Breastfeeding moms and COVID
CDC has made it clear that there are no risks to breastfeeding while you’re taking the vaccine. If you’ve been exposed to someone who has come down with the virus, it’s important to get your hands on this medication as soon as possible. That way, if your baby becomes infected—which is unlikely, but still possible—he or she will be protected by your immune system and won’t have to go through the potentially serious symptoms of co-virus infection.
What should parents do if their child becomes ill with COVID-19 symptoms?
If your child develops a fever or cough, or you see other signs of illness such as runny nose or sore throat (or any of these symptoms in someone else), contact your pediatrician immediately. Parents should keep their children home from school and other activities until they are better. If your child is sick, it is important to keep them away from other people to avoid spreading the illness. This includes other students in the classroom or on the playground at school, as well as other family members and friends.
There are a few things to know:
First, don’t panic! The chances of your baby getting it are pretty slim—and even if they do get it, they’re likely to recover without any complications.
Second, remember that it’s still important to keep up with your breastfeeding routine. Even though the virus can be passed through breast milk, the amount of time your baby spends drinking from your breast should be enough for them not to get too sick from it.
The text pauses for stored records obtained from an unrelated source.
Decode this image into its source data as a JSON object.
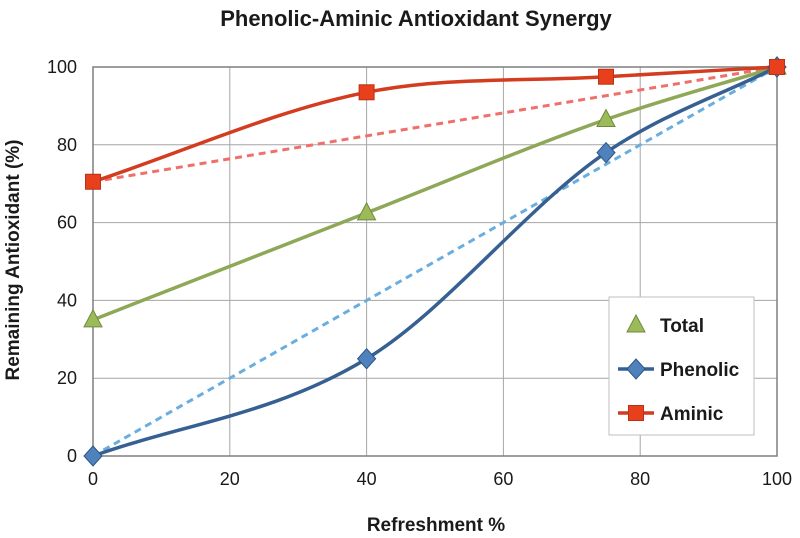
{
  "chart_data": {
    "type": "line",
    "title": "Phenolic-Aminic Antioxidant Synergy",
    "xlabel": "Refreshment %",
    "ylabel": "Remaining Antioxidant (%)",
    "xlim": [
      0,
      100
    ],
    "ylim": [
      0,
      100
    ],
    "xticks": [
      0,
      20,
      40,
      60,
      80,
      100
    ],
    "yticks": [
      0,
      20,
      40,
      60,
      80,
      100
    ],
    "grid": true,
    "legend_position": "right",
    "series": [
      {
        "name": "Total",
        "marker": "triangle",
        "color": "#8fa857",
        "marker_color": "#9bbb59",
        "x": [
          0,
          40,
          75,
          100
        ],
        "y": [
          35,
          62.5,
          86.5,
          100
        ]
      },
      {
        "name": "Phenolic",
        "marker": "diamond",
        "color": "#376092",
        "marker_color": "#4f81bd",
        "x": [
          0,
          40,
          75,
          100
        ],
        "y": [
          0,
          25,
          78,
          100
        ]
      },
      {
        "name": "Aminic",
        "marker": "square",
        "color": "#d33c1f",
        "marker_color": "#e8401c",
        "x": [
          0,
          40,
          75,
          100
        ],
        "y": [
          70.5,
          93.5,
          97.5,
          100
        ]
      }
    ],
    "reference_lines": [
      {
        "color": "#6aaee0",
        "x": [
          0,
          100
        ],
        "y": [
          0,
          100
        ]
      },
      {
        "color": "#f06f6a",
        "x": [
          0,
          100
        ],
        "y": [
          70.5,
          100
        ]
      }
    ]
  }
}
And third: If you have any questions about how to manage breastfeeding while caring for a sick baby, don’t hesitate to reach out to your doctor or local lactation consultant!
- See also: Nursing clothes
Who are at higher risk of developing serious illness from COVID-19?
People with weakened immune systems, such as those with HIV/AIDS or cancer, who may not be able to fight off the virus as well are most at risk for having more severe illness from COVID-19 infection. Other groups include pregnant women, infants under 6 months old, young children between 6 months and 4 years old and people who live in nursing homes or assisted living facilities (ALFs).
Can COVID-19 be transmitted through food?
No. It’s not transmitted through food or water; however, spread can occur when people touch surfaces contaminated with the virus and then touch their eyes, nose or mouth before washing their hands thoroughly with soap and water. How long can COVID-19 survive on surfaces? The virus can survive on surfaces for a few hours to several days, depending on the type of surface and temperature.
Breastfeeding moms and COVID 19 – conclusions
There’s a lot of information out there about COVID-19. And while it’s good to know the facts, it can be hard to know what to do with them. Whenever you are not sure what to do, it is better to contact your doctor. Especially when you are a breastfeeding mom.